Virtual Manipulatives Revisited

Occasionally, I am asked if I know of any virtual math manipulatives. “I do. Why?” I reply.

I have a tough time with this type of app. Wanna know what make excellent pattern blocks? These:

pattern blocks

I am not an “ever optomistic techno-cheerleader.” Asking questions such as “What are the benefits of replacing a tactile experience with a simulation of a tactile experience?” make it difficult not to be seen as a cynic


“A SMART Board has transformed the teaching and learning of mathematics in your classroom?”

or a grump.


“That’s silly.”

Geoboard has softened my position on virtual manipulatives. Last week, as part of an investigation (Pick’s theorem), we asked teachers to figure out the area of the shape below (from Marian Small).

geoboard 1

Teachers calculated the area in a variety of ways. Filling shapes with colour in Geoboard helps illustrate each strategy. Most groups divided this shape into a rectangles and two triangles, used the formulas for the area of a rectangle and a triangle, and calculated the sum.

geoboard 2

Some groups emphasized the relationship between rectangles and triangles.

geoboard 3

Other groups subtracted the area of three triangles from the area of a square.

geoboard 4

Many groups counted squares and visualized pieces being rearranged to create new squares.

geoboard 5

The use of geoboards (real ones) led to answers of “approximately eleven.” With the elastic bands having to wrap around the pegs, the relationships between partial squares were more difficult to see. Similarly, in the investigation of Pick’s theorem, it was sometimes difficult to tell whether a lattice point was a border point. It’s not an issue within the iPad app; the virtual elastic bands connect rather than wrap around the virtual pegs. Plus, working with virtual bands was easier than working with real bands. This encourages even more “what if?” thinking. I don’t think this is true of all virtual manipulatives.
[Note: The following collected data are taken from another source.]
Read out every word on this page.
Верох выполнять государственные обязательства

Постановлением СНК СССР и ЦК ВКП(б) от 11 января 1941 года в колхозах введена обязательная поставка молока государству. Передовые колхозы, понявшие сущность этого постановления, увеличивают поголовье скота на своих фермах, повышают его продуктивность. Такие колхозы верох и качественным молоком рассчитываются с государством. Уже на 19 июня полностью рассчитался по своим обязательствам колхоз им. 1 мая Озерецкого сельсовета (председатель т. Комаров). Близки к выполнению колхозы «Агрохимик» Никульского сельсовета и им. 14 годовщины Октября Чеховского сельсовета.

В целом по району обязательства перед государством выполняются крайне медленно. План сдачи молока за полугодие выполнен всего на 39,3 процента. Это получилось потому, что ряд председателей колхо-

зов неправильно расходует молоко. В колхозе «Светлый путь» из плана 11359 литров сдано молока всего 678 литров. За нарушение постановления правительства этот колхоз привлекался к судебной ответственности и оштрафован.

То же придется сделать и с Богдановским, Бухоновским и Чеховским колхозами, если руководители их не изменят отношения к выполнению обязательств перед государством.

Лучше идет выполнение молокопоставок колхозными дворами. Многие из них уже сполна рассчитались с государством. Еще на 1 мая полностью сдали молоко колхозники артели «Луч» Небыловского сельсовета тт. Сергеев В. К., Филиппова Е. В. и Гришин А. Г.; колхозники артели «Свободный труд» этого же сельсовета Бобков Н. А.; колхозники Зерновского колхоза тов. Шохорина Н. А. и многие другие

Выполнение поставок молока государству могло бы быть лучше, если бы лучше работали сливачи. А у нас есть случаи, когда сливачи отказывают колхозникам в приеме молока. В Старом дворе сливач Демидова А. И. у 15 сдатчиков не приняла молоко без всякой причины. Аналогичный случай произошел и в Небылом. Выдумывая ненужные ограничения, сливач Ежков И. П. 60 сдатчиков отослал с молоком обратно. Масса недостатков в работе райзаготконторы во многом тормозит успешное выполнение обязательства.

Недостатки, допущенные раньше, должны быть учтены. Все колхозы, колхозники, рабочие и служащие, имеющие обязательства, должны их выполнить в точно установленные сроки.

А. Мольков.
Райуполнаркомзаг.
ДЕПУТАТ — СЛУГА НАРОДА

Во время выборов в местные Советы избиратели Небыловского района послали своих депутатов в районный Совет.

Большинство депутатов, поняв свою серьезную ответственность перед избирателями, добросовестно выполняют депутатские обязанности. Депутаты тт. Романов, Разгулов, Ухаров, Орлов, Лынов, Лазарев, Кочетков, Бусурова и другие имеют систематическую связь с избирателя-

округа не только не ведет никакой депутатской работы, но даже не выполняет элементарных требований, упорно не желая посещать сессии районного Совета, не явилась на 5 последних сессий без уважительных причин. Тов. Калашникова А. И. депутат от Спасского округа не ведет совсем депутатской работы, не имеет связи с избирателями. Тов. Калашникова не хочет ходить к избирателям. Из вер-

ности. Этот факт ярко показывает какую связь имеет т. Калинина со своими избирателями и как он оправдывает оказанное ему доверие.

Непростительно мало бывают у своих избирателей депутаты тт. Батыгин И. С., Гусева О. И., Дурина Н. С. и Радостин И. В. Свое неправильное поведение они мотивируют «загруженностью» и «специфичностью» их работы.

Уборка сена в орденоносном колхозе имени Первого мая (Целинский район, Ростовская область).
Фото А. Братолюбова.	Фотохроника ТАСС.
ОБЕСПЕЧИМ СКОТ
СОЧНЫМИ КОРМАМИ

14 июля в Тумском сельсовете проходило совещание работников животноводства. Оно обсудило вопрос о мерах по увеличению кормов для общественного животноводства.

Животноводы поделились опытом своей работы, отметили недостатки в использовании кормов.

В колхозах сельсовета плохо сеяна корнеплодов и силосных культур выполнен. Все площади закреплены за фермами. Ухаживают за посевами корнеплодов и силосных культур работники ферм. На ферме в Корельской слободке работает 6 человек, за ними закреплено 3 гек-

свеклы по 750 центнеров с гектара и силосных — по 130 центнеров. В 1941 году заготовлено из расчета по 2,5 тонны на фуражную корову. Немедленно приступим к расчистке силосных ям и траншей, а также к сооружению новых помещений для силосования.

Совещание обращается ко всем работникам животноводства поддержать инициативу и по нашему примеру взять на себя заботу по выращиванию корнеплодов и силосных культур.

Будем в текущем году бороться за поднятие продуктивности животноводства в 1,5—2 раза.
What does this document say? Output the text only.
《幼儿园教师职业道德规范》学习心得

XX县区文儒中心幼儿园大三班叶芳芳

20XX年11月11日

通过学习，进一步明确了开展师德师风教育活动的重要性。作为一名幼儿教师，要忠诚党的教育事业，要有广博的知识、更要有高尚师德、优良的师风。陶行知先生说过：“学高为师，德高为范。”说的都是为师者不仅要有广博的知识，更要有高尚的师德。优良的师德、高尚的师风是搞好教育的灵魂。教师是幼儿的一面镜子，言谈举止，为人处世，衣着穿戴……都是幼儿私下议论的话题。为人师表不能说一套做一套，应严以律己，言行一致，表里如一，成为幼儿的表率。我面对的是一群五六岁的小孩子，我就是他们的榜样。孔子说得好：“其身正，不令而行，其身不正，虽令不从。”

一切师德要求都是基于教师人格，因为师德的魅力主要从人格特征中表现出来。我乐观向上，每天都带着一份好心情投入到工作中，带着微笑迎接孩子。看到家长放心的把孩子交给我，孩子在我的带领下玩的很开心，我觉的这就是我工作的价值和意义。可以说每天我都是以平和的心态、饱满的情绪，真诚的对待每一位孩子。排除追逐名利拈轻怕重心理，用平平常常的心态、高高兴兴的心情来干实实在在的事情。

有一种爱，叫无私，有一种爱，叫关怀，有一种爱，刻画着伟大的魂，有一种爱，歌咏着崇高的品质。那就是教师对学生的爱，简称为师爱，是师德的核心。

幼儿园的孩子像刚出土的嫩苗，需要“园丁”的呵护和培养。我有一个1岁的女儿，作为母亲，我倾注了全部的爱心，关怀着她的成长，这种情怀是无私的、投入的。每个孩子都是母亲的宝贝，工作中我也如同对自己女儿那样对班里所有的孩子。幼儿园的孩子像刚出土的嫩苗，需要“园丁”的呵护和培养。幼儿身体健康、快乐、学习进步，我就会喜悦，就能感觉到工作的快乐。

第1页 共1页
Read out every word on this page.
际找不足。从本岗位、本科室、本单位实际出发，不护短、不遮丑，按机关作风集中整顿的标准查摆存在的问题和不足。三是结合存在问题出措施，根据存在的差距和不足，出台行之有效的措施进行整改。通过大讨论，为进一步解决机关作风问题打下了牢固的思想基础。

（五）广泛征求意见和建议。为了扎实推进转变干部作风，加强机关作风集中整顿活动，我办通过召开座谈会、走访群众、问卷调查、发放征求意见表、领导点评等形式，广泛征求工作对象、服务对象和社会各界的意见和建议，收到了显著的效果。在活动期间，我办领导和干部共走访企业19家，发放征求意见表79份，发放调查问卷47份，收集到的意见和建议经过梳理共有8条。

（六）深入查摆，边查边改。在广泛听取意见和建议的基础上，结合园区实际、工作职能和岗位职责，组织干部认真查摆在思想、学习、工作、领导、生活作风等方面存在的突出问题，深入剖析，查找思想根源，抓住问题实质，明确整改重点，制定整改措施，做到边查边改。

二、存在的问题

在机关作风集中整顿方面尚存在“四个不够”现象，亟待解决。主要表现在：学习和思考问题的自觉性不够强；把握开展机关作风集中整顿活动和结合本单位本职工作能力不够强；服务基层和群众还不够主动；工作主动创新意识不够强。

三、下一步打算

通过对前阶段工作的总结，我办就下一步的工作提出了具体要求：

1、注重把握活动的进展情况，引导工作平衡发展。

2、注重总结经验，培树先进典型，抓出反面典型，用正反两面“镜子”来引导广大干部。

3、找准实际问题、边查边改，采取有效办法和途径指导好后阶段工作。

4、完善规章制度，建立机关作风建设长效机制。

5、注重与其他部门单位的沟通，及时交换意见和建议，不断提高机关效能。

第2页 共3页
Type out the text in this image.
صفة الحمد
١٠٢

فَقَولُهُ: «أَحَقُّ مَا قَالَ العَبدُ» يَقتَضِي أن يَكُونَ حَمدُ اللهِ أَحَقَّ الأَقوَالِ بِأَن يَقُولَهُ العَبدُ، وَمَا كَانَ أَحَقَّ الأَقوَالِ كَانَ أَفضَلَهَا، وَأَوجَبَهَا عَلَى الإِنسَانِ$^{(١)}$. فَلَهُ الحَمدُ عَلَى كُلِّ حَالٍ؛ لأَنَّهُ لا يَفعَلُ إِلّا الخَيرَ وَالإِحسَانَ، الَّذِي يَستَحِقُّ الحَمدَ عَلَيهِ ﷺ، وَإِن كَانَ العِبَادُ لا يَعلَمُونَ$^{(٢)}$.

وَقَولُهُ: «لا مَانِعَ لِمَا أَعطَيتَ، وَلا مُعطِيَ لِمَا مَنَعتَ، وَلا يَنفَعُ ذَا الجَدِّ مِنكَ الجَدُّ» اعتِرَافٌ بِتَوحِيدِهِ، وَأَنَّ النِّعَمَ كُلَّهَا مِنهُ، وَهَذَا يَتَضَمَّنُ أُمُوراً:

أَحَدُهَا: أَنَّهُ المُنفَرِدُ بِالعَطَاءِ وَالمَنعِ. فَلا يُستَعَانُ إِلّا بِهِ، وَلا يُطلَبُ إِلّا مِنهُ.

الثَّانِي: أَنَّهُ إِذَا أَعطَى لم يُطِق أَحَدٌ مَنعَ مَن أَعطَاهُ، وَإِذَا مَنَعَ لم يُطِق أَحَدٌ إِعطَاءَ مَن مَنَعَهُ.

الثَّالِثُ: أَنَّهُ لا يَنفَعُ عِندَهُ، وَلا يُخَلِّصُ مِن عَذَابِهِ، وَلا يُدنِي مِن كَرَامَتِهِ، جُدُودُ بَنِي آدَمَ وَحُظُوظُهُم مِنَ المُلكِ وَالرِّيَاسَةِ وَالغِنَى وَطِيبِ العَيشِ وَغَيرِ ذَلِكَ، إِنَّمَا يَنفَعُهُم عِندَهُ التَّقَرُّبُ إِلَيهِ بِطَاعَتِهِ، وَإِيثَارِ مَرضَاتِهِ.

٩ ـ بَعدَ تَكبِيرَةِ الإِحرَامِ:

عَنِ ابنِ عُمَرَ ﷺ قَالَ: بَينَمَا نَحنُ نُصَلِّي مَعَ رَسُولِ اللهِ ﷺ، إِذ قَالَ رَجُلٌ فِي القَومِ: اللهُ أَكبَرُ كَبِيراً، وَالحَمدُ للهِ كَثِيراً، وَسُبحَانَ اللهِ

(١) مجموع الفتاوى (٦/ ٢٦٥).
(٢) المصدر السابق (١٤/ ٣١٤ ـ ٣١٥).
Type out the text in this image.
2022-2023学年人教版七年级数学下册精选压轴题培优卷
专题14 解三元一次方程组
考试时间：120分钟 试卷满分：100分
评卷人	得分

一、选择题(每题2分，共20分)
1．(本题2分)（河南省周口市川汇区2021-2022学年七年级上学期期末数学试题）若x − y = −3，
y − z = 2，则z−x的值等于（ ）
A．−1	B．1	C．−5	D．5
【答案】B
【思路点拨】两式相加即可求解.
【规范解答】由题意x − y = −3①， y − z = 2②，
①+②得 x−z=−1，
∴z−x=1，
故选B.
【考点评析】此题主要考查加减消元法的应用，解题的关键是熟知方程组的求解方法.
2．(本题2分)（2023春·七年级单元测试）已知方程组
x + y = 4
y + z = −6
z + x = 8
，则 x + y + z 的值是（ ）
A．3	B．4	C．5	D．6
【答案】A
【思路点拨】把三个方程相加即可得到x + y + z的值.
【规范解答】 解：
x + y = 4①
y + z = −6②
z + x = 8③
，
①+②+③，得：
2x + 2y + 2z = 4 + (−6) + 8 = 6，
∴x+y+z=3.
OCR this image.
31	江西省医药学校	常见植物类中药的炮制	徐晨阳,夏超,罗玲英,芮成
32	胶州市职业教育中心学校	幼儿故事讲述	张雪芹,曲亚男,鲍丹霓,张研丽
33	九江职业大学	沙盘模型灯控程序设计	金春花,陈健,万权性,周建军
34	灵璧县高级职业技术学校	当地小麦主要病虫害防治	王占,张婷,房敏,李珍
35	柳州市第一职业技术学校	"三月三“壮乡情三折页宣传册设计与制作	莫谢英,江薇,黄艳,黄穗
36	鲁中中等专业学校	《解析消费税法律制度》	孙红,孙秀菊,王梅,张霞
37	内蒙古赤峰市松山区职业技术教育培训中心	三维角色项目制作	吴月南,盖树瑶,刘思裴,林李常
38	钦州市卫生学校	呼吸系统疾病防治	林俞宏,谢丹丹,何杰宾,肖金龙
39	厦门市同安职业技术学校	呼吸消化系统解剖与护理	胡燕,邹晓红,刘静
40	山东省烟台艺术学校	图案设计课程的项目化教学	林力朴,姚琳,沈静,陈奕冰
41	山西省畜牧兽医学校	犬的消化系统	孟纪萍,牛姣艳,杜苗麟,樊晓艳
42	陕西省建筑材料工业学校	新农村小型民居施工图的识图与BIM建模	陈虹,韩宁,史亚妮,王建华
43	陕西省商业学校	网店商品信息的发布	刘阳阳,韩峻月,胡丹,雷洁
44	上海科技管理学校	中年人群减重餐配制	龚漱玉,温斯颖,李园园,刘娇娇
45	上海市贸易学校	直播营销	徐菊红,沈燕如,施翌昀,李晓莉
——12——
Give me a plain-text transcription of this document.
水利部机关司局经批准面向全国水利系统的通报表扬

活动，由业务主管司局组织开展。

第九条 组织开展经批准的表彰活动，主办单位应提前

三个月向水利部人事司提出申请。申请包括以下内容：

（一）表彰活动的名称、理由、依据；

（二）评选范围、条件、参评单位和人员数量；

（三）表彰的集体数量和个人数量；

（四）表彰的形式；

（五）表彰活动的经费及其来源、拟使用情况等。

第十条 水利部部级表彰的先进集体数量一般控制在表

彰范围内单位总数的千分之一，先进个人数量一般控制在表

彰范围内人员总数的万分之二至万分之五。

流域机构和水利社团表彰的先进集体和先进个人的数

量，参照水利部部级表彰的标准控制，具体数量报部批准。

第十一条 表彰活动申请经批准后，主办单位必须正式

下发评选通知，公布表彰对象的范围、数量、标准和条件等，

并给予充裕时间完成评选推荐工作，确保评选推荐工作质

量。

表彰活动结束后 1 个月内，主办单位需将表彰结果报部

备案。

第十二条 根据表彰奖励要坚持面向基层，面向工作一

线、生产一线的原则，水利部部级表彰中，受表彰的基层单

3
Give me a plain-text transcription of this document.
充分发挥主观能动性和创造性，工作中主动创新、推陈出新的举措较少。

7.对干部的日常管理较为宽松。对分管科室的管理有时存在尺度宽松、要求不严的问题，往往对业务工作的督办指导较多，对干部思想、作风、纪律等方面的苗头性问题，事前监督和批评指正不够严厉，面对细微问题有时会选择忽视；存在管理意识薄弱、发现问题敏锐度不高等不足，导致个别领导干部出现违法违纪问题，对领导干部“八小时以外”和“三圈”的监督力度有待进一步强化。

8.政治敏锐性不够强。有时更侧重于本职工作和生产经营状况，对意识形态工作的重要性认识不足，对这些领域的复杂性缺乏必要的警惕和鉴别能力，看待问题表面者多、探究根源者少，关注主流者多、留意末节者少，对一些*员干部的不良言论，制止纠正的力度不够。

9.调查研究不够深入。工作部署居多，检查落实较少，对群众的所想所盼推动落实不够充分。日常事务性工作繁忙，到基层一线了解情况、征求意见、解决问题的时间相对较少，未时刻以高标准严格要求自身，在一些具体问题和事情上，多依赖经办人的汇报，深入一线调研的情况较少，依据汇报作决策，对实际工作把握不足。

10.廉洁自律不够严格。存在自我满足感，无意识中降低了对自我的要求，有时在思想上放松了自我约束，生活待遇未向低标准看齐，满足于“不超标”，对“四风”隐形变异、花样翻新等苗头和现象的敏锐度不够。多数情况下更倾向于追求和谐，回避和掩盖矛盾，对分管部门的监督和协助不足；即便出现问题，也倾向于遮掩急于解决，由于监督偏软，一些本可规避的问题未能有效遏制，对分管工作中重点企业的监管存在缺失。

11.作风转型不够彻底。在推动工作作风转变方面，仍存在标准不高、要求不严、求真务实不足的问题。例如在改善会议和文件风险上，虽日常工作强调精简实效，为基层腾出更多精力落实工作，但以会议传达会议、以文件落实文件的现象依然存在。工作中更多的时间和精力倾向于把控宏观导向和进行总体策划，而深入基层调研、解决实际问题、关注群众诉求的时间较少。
More importantly, learners can share their solutions through an AppleTV. This can also be accomplished with real manipulatives and the iPad’s built-in camera. True, students can push, pull, or drag their real geoboards to the front of the class to show and share their solutions, but technology just makes this seamless.

While I may have warmed up to virtual manipulatives, don’t expect me to warm up to virtual flashcards any time soon. Some teaching practices are harmful to students. Retina display doesn’t change that.